3. Stem cell recruitment
Who it's for: This might benefit all osteoarthritis patients, whether older or younger, says Jeremy Mao, D.D.S., Ph.D., co-director of the Center for Craniofacial Regeneration at Columbia University Medical Center's College of Dental Medicine and author of a 2010 study that used stem cell recruitment to replace missing joint cartilage in rabbits.
"But no one knows yet whether older patients will take a longer time recuperating from stem cell therapies than younger ones," he warns.
Stem cell recruitment has one big benefit over other therapies, Dr. Mao says.
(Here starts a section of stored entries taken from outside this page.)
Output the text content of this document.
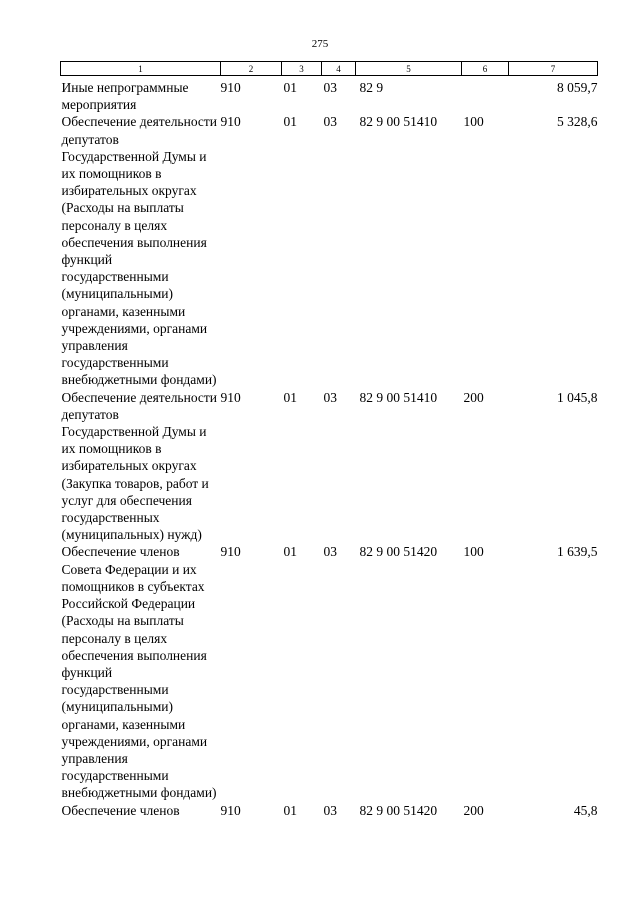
275
1	2	3	4	5	6	7
Иные непрограммные мероприятия	910	01	03	82 9		8 059,7
Обеспечение деятельности депутатов Государственной Думы и их помощников в избирательных округах (Расходы на выплаты персоналу в целях обеспечения выполнения функций государственными (муниципальными) органами, казенными учреждениями, органами управления государственными внебюджетными фондами)	910	01	03	82 9 00 51410	100	5 328,6
Обеспечение деятельности депутатов Государственной Думы и их помощников в избирательных округах (Закупка товаров, работ и услуг для обеспечения государственных (муниципальных) нужд)	910	01	03	82 9 00 51410	200	1 045,8
Обеспечение членов Совета Федерации и их помощников в субъектах Российской Федерации (Расходы на выплаты персоналу в целях обеспечения выполнения функций государственными (муниципальными) органами, казенными учреждениями, органами управления государственными внебюджетными фондами)	910	01	03	82 9 00 51420	100	1 639,5
Обеспечение членов	910	01	03	82 9 00 51420	200	45,8
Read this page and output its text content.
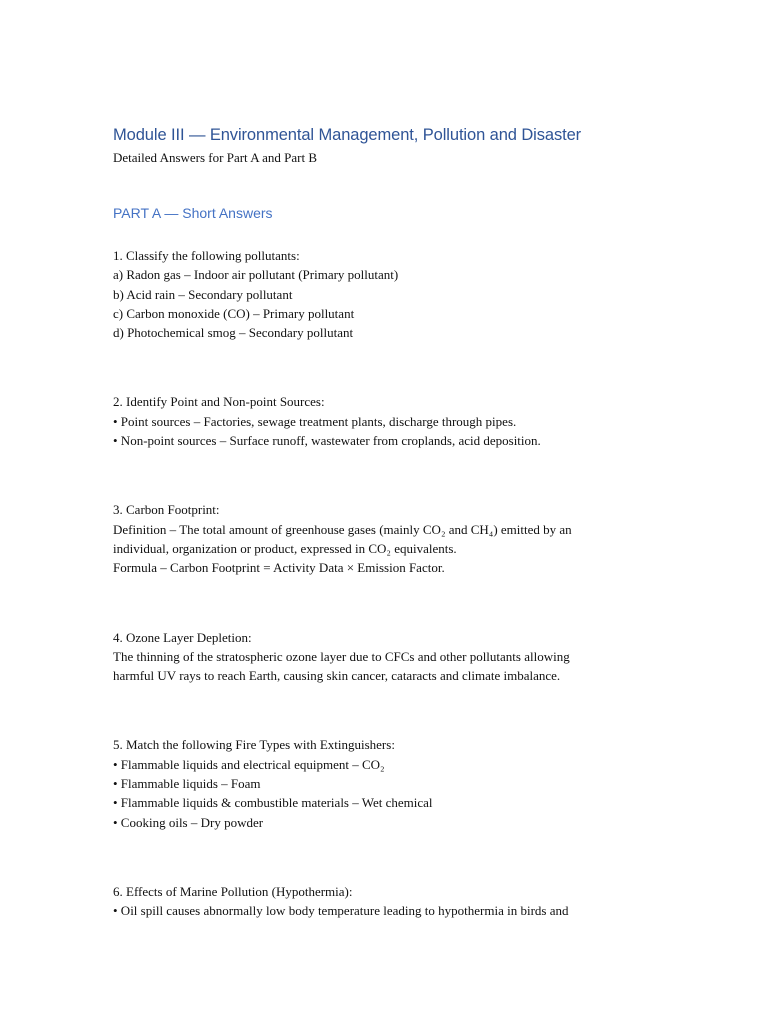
Module III — Environmental Management, Pollution and Disaster

Detailed Answers for Part A and Part B

PART A — Short Answers
1. Classify the following pollutants:
a) Radon gas – Indoor air pollutant (Primary pollutant)
b) Acid rain – Secondary pollutant
c) Carbon monoxide (CO) – Primary pollutant
d) Photochemical smog – Secondary pollutant
2. Identify Point and Non-point Sources:
• Point sources – Factories, sewage treatment plants, discharge through pipes.
• Non-point sources – Surface runoff, wastewater from croplands, acid deposition.
3. Carbon Footprint:
Definition – The total amount of greenhouse gases (mainly CO₂ and CH₄) emitted by an
individual, organization or product, expressed in CO₂ equivalents.
Formula – Carbon Footprint = Activity Data × Emission Factor.
4. Ozone Layer Depletion:
The thinning of the stratospheric ozone layer due to CFCs and other pollutants allowing
harmful UV rays to reach Earth, causing skin cancer, cataracts and climate imbalance.
5. Match the following Fire Types with Extinguishers:
• Flammable liquids and electrical equipment – CO₂
• Flammable liquids – Foam
• Flammable liquids & combustible materials – Wet chemical
• Cooking oils – Dry powder
6. Effects of Marine Pollution (Hypothermia):
• Oil spill causes abnormally low body temperature leading to hypothermia in birds and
Because harvesting enough stem cells can be difficult, this provides a natural supply without invading the body.
It also allows the body to heal damaged joints with the patient's own stems cells, reducing the risk of rejection, he explains. (Cells grown outside the body and exposed to other materials, such as growth factors, could cause the immune system to reject them when they're reinserted into the body.)
"That's not usually an issue, however," Guilak says.
How it works: Columbia researchers inserted a protein "that has the ability to attract the rabbit's own stem cells into that location and regenerate cartilage," Dr. Mao says.
Three to four weeks later, the rabbits were hopping around the lab, but it took four months for cartilage to mature fully, he says.
"When we analyzed the new [rabbit joint] cartilage, it appeared to be the same kind of cartilage as in normal tissue," he says.
But whether stem-cell cartilage generated this way in people would have identical properties to original cartilage is unknown; it hasn't been tested on people yet.